From thin air, just add water . . .
I find it amazing that you can start with sunlight, water and carbon dioxide and in a few links along the food chain end up with a blackbird.
Although my aim is to build a little eco-system in the back garden, I do think that I ought to tweak the chances of survival for the newts by clearing some of the duckweed so that the blackbird can’t sit in wait at the centre of the pond.
Update
Two days later, on Saturday, Barbara spotted the blackbird catching a newts again, five in total. I spent five minutes raking the duckweed to the edges of the pond which should make it impossible for the blackbird to perch in the middle of the pond and give some additional cover to the newts when she is stalking around the margins.
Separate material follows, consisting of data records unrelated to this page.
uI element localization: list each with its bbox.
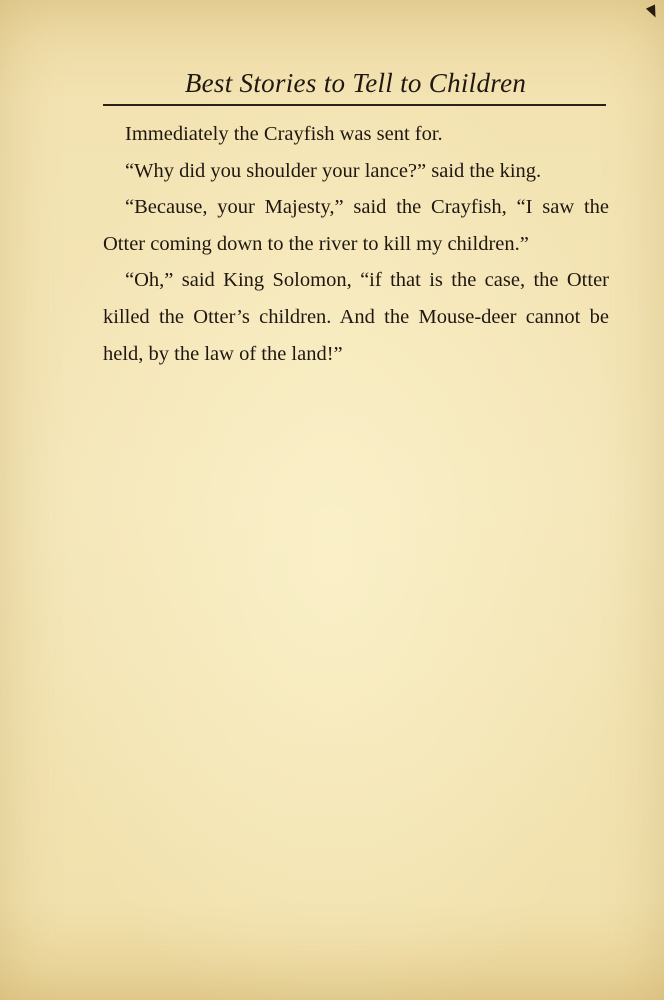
header-rule — [103, 104, 606, 106]
corner-mark — [646, 4, 660, 19]
paragraph: Immediately the Crayfish was sent for. — [125, 123, 443, 145]
paragraph: “Why did you shoulder your lance?” said the king. — [125, 159, 542, 182]
paragraph: “Because, your Majesty,” said the Crayfish, “I saw the Otter coming down to the river to kill my children.” — [103, 196, 609, 255]
body-text — [103, 116, 609, 372]
paragraph: “Oh,” said King Solomon, “if that is the case, the Otter killed the Otter’s children. And the Mouse-deer cannot be held, by the law of the land!” — [103, 269, 609, 365]
running-head: Best Stories to Tell to Children — [184, 68, 527, 98]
6.05 p.m.; There’s a limping wood pigeon that has been a regular at the bird feeders for a month or more, so much so that it has trampled a ring of beaten earth around the foxglove beneath the feeding pole. However, as soon as I sit down at the dining table to draw, it turns its back on me then flies off to the wood.
Reach for the Rowan
In the front garden, the rowan is at its best in fresh leaf and blossom. The flowers have a sweetish musky scent and attract a variety of species of flies. Because of all that happened this winter, I didn’t get around to pruning the new growth of straight upper branches but I’d like to do that because otherwise it will be on its way to towering over the house. I’d like to keep it to the height that I can reach with my telescopic handled pruner, about ten feet or so.
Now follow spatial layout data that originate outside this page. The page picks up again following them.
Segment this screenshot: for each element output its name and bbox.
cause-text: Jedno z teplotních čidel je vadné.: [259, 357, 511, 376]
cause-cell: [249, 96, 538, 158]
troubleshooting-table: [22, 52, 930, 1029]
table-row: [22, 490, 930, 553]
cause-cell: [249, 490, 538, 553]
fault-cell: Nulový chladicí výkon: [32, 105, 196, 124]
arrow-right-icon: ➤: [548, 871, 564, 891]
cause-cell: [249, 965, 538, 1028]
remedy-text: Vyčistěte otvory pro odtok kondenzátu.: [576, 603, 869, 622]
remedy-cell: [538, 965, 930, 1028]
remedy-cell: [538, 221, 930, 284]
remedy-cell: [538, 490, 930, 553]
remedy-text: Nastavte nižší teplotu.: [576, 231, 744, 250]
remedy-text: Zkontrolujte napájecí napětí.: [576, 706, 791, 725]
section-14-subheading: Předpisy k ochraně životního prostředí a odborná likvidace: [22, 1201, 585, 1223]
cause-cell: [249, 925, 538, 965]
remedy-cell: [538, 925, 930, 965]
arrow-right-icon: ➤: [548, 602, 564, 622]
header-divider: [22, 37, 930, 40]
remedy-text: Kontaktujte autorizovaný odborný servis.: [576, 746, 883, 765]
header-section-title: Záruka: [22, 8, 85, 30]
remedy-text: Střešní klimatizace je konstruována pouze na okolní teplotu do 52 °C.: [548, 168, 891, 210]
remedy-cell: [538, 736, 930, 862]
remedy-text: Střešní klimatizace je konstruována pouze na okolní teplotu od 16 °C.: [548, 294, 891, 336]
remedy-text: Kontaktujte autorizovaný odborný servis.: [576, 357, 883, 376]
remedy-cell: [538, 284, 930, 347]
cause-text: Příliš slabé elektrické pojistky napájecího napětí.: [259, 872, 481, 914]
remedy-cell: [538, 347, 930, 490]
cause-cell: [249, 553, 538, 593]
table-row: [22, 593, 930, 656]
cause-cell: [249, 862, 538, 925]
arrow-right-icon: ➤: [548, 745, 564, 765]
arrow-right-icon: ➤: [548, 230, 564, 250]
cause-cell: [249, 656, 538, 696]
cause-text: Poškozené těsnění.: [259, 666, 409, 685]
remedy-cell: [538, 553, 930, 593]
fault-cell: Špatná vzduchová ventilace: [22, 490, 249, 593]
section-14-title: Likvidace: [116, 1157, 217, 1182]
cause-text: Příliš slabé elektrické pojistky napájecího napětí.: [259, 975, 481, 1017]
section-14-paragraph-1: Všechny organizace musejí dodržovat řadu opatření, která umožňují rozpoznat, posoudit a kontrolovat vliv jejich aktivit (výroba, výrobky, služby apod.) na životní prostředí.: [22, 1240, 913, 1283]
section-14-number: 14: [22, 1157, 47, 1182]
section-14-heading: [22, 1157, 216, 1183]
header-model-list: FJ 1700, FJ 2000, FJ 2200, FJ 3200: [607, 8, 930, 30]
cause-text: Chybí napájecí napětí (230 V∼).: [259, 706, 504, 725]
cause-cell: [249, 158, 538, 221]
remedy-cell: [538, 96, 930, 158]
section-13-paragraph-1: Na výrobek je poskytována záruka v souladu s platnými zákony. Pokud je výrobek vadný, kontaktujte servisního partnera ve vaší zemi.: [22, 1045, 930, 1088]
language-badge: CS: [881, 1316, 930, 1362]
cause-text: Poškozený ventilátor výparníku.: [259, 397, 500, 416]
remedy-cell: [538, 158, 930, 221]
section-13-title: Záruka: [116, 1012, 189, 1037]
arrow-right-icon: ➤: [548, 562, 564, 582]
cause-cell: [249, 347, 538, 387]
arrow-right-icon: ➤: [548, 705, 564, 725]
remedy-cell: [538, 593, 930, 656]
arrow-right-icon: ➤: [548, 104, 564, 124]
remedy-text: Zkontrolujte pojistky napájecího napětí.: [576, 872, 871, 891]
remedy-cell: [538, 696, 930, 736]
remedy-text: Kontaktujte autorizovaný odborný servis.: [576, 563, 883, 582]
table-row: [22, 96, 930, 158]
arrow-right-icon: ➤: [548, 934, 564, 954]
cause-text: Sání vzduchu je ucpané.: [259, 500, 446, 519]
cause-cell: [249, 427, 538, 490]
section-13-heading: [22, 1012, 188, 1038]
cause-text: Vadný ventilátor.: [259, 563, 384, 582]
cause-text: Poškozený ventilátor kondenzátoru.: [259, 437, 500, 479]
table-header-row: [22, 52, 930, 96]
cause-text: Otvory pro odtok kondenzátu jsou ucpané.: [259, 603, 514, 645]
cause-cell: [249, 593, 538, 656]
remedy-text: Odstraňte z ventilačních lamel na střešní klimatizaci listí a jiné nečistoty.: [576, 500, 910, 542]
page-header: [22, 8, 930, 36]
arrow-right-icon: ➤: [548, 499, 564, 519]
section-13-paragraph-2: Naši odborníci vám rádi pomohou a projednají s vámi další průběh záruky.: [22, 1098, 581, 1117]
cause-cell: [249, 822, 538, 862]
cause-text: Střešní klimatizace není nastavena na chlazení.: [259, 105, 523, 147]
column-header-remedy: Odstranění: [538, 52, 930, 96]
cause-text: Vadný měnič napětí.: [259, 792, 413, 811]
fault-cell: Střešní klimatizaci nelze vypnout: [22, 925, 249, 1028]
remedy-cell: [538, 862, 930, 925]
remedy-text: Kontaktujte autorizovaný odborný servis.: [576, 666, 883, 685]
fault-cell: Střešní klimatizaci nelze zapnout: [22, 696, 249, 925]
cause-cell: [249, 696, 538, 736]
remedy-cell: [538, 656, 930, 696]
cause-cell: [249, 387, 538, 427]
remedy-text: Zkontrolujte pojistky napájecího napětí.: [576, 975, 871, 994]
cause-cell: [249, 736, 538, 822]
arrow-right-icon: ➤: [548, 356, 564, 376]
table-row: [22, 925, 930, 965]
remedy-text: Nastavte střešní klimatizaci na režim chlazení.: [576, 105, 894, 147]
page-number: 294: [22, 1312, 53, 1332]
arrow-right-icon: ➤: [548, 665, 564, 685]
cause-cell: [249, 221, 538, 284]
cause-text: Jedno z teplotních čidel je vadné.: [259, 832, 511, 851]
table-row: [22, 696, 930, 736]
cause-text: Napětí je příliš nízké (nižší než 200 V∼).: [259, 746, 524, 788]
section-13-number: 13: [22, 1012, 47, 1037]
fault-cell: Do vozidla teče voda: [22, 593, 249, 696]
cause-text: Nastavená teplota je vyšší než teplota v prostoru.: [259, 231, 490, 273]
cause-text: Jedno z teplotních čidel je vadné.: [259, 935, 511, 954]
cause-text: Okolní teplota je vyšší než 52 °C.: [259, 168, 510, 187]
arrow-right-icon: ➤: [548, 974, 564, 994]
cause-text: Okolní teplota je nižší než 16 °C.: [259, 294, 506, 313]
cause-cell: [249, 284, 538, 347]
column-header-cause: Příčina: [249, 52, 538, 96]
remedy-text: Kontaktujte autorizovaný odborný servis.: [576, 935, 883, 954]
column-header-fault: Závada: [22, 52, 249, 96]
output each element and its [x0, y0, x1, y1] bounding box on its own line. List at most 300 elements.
I’ll check with my arboriculturist friend Roger that pruning during the spring won’t cause the sap to run, leaving a sticky residue that might result in fungal damage.
We glimpse a large brownish bird swooping up into the branches at the edge of a small wood in the Smithy Brook valley. It can’t be a grey partridge as they wouldn’t perch so high in a tree and it wasn’t small enough to be a mistle thrush. As we walk on there’s a commotion; a buzzard is circling, gaining height and it’s in dispute with two much smaller birds of prey. They both look like sparrowhawks. One flies off down the valley the other returns to the wood while the buzzard heads off up the valley, presumably happy that it has shown them who is boss.
Grey wagtails are flitting about collecting insect food below the Figure of Three locks where an overflow channel stirs up the still waters of the canal.
The bank behind is steep and covered with brambles and there are no midstream rocks to perch on so their technique involves at lot of hovering over the water surface.
Grey wagtails nest in rock crevices so the centuries old stonework offers plenty of possibilities for nest sites.